Уже играла музыка. Должна была подойти тетя Леля, но вместо нее подошел сильно татуированный африканец – приглашать меня на танец. Уже через пару тактов мне не хотелось желанной переписки. От моего партнера исходил такой запах, которого я не могла себе представить. Если бы сгнил весь флот адмирала Нельсона, с крабами, водорослями и рапанами, то и от него не могло бы быть столь ужасного запаха. Я закончила тур вальса досрочно. Единственное, чего мне хотелось по-настоящему в тот момент, так это вернуться быстрее к окну. Мой кавалер с розовыми шрамами на черном лице, чьи круглые белые глаза и белые прямоугольные зубы маячили перед моим напудренным носиком, к которому я поднесла платок, тяжело стиснув мою руку влажными пальцами, с удовольствием теснил меня в угол, к колонне.

Когда первая мысль «убегать», недолго боровшаяся со второй мыслью «прилично ли это?», окончательно оформилась, сразу стало легко. Тут со всех сторон стали подходить другие сыновья Африки. Рванувшись, как в рукопашную, напролом, мы дали деру из овального зала – и скоро были в вестибюле самого красивого метрополитена в мире.

Через год после этого события мы стояли на ступеньках крыльца нашего подъезда. Так мы гуляли. Мы – это я и моя родная сестра Лена. Я была старше ее не бог весть насколько – на пятнадцать минут, но она была намного храбрее. О первых явленных примерах ее мужества лично я не помню. Но существовали рассказы свидетеля – мамы. Нам было по пять лет, когда умные родители – слово «умные» стоит поставить в кавычки – решили спрятаться и посмотреть, как мы будем реагировать на необычную ситуацию.

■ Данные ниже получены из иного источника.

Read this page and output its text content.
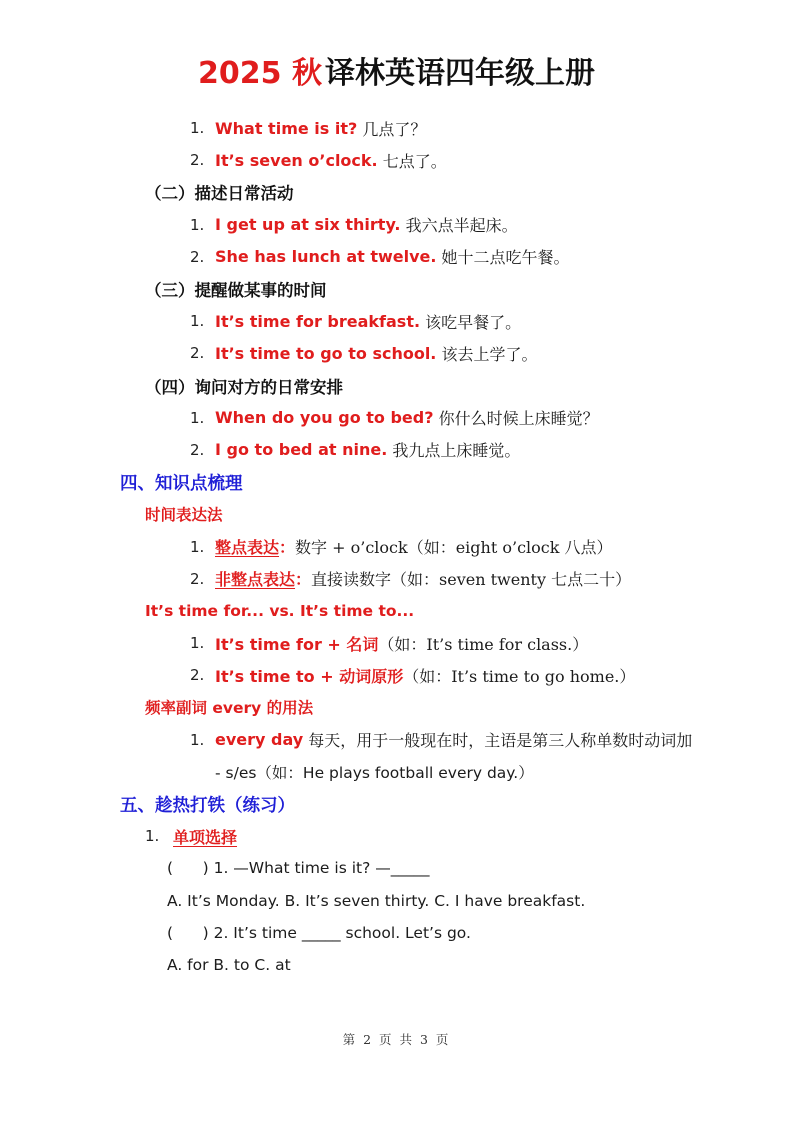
2025 秋 译林英语四年级上册
1. What time is it? 几点了？
2. It’s seven o’clock. 七点了。
（二）描述日常活动
1. I get up at six thirty. 我六点半起床。
2. She has lunch at twelve. 她十二点吃午餐。
（三）提醒做某事的时间
1. It’s time for breakfast. 该吃早餐了。
2. It’s time to go to school. 该去上学了。
（四）询问对方的日常安排
1. When do you go to bed? 你什么时候上床睡觉？
2. I go to bed at nine. 我九点上床睡觉。
四、知识点梳理
时间表达法
1. 整点表达 ： 数字 + o’clock（如：eight o’clock 八点）
2. 非整点表达 ： 直接读数字（如：seven twenty 七点二十）
It’s time for... vs. It’s time to...
1. It’s time for + 名词 （如：It’s time for class.）
2. It’s time to + 动词原形 （如：It’s time to go home.）
频率副词 every 的用法
1. every day 每天，用于一般现在时，主语是第三人称单数时动词加
- s/es（如：He plays football every day.）
五、趁热打铁（练习）
1. 单项选择
(      ) 1. —What time is it? —_____
A. It’s Monday. B. It’s seven thirty. C. I have breakfast.
(      ) 2. It’s time _____ school. Let’s go.
A. for B. to C. at
第 2 页 共 3 页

Из того же рассказа следует, что первое, что я незамедлительно сделала, когда обнаружила, что рядом нет мамы, – расплакалась, и довольно сильно. Да, я всегда была эмоциональной, ну и что? И будто бы моя младшая сестра, взяв меня за руку, сказала: «Не реви! Вот смотри – столбы. Мы пойдем по проводам и придем к людям». Каково? Действительно, достаточно доблестно для человека в пять лет.

В другой раз, в том же возрасте, но уже по-настоящему, мы потерялись в метро. И сестра объявила, не обращая внимания на меня, кривившуюся, готовую зареветь, упреждая тот рев: «Поднимемся по эскалатору наверх!» Не знаю, было ли это хорошо для нас тогда, подниматься по эскалатору или спускаться – в конце концов нас обнаружили крепко держащимися за руки, – но в ту минуту угрожавшему нам миру была явлена самая настоящая деятельность.

Все эпизоды, связанные с грозой, также говорили не в мою пользу. Заслышав гром – кстати, не обращая внимания на молнии, – я тут же старалась прижаться к чему-то деревянному. Это означало, что к тому времени мне уже объяснили, что во время грозы дерево для человека лучше, нежели железо, – хотя под высокое дерево во время грозы?

Но мы все еще стоим на ступеньках крыльца, выходящего тогда еще не на столь шумный проспект, и гуляем. И нам по семнадцать лет, точнее, мне семнадцать лет и пятнадцать минут, а сестре – меньше на пятнадцать минут. И видим, как по тротуару к нам приближается высокий негр, очень высокий. Негр для баскетбольной команды, может быть, даже для сборной. Негров на улицах Москвы мы видели предостаточно и поэтому особенно на него не реагируем, отмечая про себя только его рост. Баскетболист останавливается у нашего подъезда и пытается что-то говорить на нашем языке, и из того, что он говорит, становится понятно, что он желает познакомиться. Нам совсем не хочется с ним гулять, и мы, не без напряжения толкая от себя тяжелую дверь внутрь подъезда, спешим к лифту, чтобы ехать домой. Негр быстро устремляется за нами и уже у лифта неожиданно цепко и сильно хватает меня за руку своей ручищей. Напялив улыбку на лицо, стараясь как-то пошутить и показать, что мы дружим, я предлагаю ему отпустить руку, но он, что называется, не внемлет. Я замираю кроликом и не знаю, что делать.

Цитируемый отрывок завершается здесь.